While the Nasdaq Composite Index soared 44% this year, Etsy shares lost 31% of their value (As of Dec. 28, 2023). The pessimism is still present for investors when it comes to this business.

This is obvious when looking at the stock's valuation. Etsy currently trades at a forward price-to-earnings (P/E) ratio of 17.6. That's about as cheap as shares have sold for in the last three years. What's more, this multiple represents a discount to the S&P 500.

Investors have unsurprisingly punished the stock because Etsy isn't growing like it was during the depths of the coronavirus pandemic. But this is still a competitively advantaged and profitable business with a unique offering, which works in its favor in the cutthroat e-commerce sector.

"Be greedy when others are fearful," the great Warren Buffett said. Long-term investors who are bullish on Etsy have the opportunity to do just that by buying shares right now.

2. Financial discipline

Like other tech companies, Etsy is rightsizing its operations. This involved cutting 11% of the workforce recently to get its costs under control, particularly with demand trends not showing any signs of improvement.

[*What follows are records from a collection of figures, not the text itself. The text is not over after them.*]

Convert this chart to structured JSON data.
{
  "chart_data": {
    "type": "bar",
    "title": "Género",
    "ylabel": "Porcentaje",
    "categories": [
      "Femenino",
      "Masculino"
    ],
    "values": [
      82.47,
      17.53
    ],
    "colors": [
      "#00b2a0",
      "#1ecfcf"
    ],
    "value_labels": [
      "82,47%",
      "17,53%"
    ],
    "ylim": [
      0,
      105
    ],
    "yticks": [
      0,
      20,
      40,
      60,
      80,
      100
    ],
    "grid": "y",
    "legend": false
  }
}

CEO Josh Silverman highlighted how gross merchandise sales (GMS), a key performance indicator that measures the dollar amount of transactions taking place on the online platform, have stayed basically flat compared to two years ago. So it was necessary to lay off employees to have expenses better match this reality.

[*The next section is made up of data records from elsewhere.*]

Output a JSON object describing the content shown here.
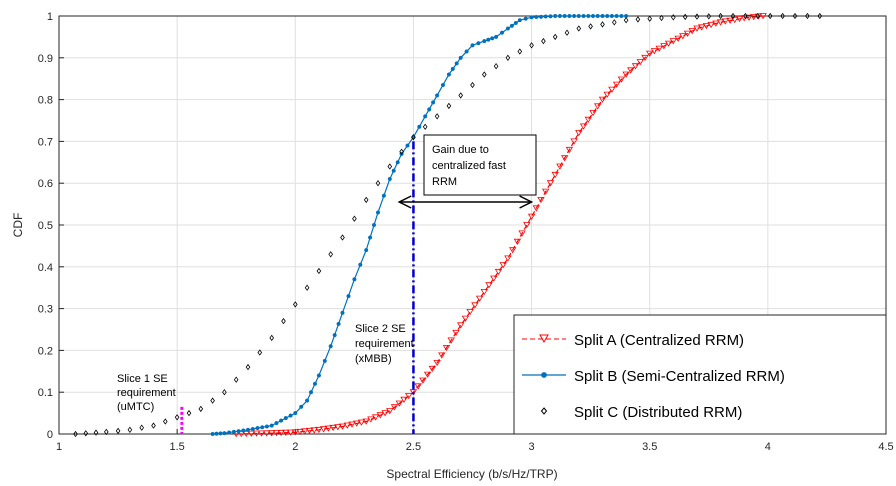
{
  "chart_data": {
    "type": "line",
    "xlabel": "Spectral Efficiency (b/s/Hz/TRP)",
    "ylabel": "CDF",
    "xlim": [
      1,
      4.5
    ],
    "ylim": [
      0,
      1
    ],
    "x_ticks": [
      "1",
      "1.5",
      "2",
      "2.5",
      "3",
      "3.5",
      "4",
      "4.5"
    ],
    "y_ticks": [
      "0",
      "0.1",
      "0.2",
      "0.3",
      "0.4",
      "0.5",
      "0.6",
      "0.7",
      "0.8",
      "0.9",
      "1"
    ],
    "grid": true,
    "legend_position": "bottom-right",
    "series": [
      {
        "name": "Split A (Centralized RRM)",
        "color": "#ff0000",
        "marker": "triangle-down",
        "line": "dashed",
        "points": [
          [
            1.75,
            0
          ],
          [
            1.9,
            0.002
          ],
          [
            2.0,
            0.004
          ],
          [
            2.1,
            0.01
          ],
          [
            2.2,
            0.018
          ],
          [
            2.3,
            0.03
          ],
          [
            2.4,
            0.055
          ],
          [
            2.5,
            0.1
          ],
          [
            2.6,
            0.17
          ],
          [
            2.7,
            0.26
          ],
          [
            2.8,
            0.34
          ],
          [
            2.9,
            0.42
          ],
          [
            3.0,
            0.52
          ],
          [
            3.1,
            0.62
          ],
          [
            3.2,
            0.72
          ],
          [
            3.3,
            0.8
          ],
          [
            3.4,
            0.86
          ],
          [
            3.5,
            0.91
          ],
          [
            3.6,
            0.94
          ],
          [
            3.7,
            0.97
          ],
          [
            3.8,
            0.985
          ],
          [
            3.9,
            0.995
          ],
          [
            3.98,
            1
          ]
        ]
      },
      {
        "name": "Split B (Semi-Centralized RRM)",
        "color": "#0072bd",
        "marker": "circle",
        "line": "solid",
        "points": [
          [
            1.65,
            0
          ],
          [
            1.7,
            0.002
          ],
          [
            1.8,
            0.01
          ],
          [
            1.9,
            0.02
          ],
          [
            2.0,
            0.05
          ],
          [
            2.05,
            0.08
          ],
          [
            2.1,
            0.14
          ],
          [
            2.15,
            0.21
          ],
          [
            2.2,
            0.29
          ],
          [
            2.25,
            0.37
          ],
          [
            2.3,
            0.44
          ],
          [
            2.35,
            0.53
          ],
          [
            2.4,
            0.61
          ],
          [
            2.45,
            0.67
          ],
          [
            2.5,
            0.71
          ],
          [
            2.55,
            0.76
          ],
          [
            2.6,
            0.81
          ],
          [
            2.65,
            0.86
          ],
          [
            2.7,
            0.9
          ],
          [
            2.75,
            0.93
          ],
          [
            2.8,
            0.94
          ],
          [
            2.85,
            0.95
          ],
          [
            2.9,
            0.97
          ],
          [
            2.95,
            0.99
          ],
          [
            3.0,
            0.997
          ],
          [
            3.1,
            1
          ],
          [
            3.4,
            1
          ]
        ]
      },
      {
        "name": "Split C (Distributed RRM)",
        "color": "#000000",
        "marker": "diamond",
        "line": "none",
        "points": [
          [
            1.07,
            0
          ],
          [
            1.2,
            0.005
          ],
          [
            1.3,
            0.01
          ],
          [
            1.4,
            0.02
          ],
          [
            1.5,
            0.04
          ],
          [
            1.6,
            0.06
          ],
          [
            1.7,
            0.1
          ],
          [
            1.8,
            0.16
          ],
          [
            1.9,
            0.23
          ],
          [
            2.0,
            0.31
          ],
          [
            2.1,
            0.39
          ],
          [
            2.2,
            0.47
          ],
          [
            2.3,
            0.56
          ],
          [
            2.4,
            0.64
          ],
          [
            2.5,
            0.71
          ],
          [
            2.6,
            0.76
          ],
          [
            2.7,
            0.81
          ],
          [
            2.8,
            0.86
          ],
          [
            2.9,
            0.9
          ],
          [
            3.0,
            0.93
          ],
          [
            3.1,
            0.95
          ],
          [
            3.2,
            0.97
          ],
          [
            3.4,
            0.99
          ],
          [
            3.6,
            0.997
          ],
          [
            3.8,
            1
          ],
          [
            4.22,
            1
          ]
        ]
      }
    ],
    "annotations": {
      "slice1": [
        "Slice 1 SE",
        "requirement",
        "(uMTC)"
      ],
      "slice2": [
        "Slice 2 SE",
        "requirement",
        "(xMBB)"
      ],
      "gain": [
        "Gain due to",
        "centralized fast",
        "RRM"
      ]
    },
    "vertical_markers": [
      {
        "x": 1.52,
        "y_max": 0.065,
        "color": "#ff00ff",
        "style": "dotted"
      },
      {
        "x": 2.5,
        "y_max": 0.7,
        "color": "#0000cd",
        "style": "dash-dot"
      }
    ],
    "gain_arrow": {
      "y": 0.555,
      "x_from": 2.44,
      "x_to": 3.0
    }
  }
}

The positive outcome of all of this is that Etsy is going into 2024 as a leaner enterprise, which can boost profitability. Etsy's operating margin in Q3 of 13.9% was a healthy improvement compared to just three months prior. The hope is for this to continue next year.

Maybe more importantly, the leadership team can learn from its past financial mistakes. In the third quarter of 2022, Etsy recorded a massive $1 billion impairment charge related to its acquisitions of Depop and Elo7 in the summer of 2021. This was a huge blunder that ended up destroying shareholder value.

Looking ahead, perhaps it's a good idea for the company to avoid making acquisitions. Instead, the focus should be on the core Etsy marketplace.

3. Macro improvements

Another important factor that could help Etsy shares skyrocket in 2024 is the possibility of an improved macroeconomic backdrop. Inflationary pressures and higher interest rates forced consumers to prioritize spending on essentials, while at the same time reducing discretionary purchases. This has an outsized negative impact on a company like Etsy.

With the Federal Reserve potentially looking to cut interest rates multiple times in the near term, the hope is that the economy will start to pick up steam. In Etsy's case, it would benefit tremendously from stronger spending on its platform. This could lead to a larger buyer base, as well as higher GMS and revenue.

Should growth start to accelerate throughout the year, it could work wonders for the stock price. A better economy is another watertight reason Etsy could skyrocket in 2024.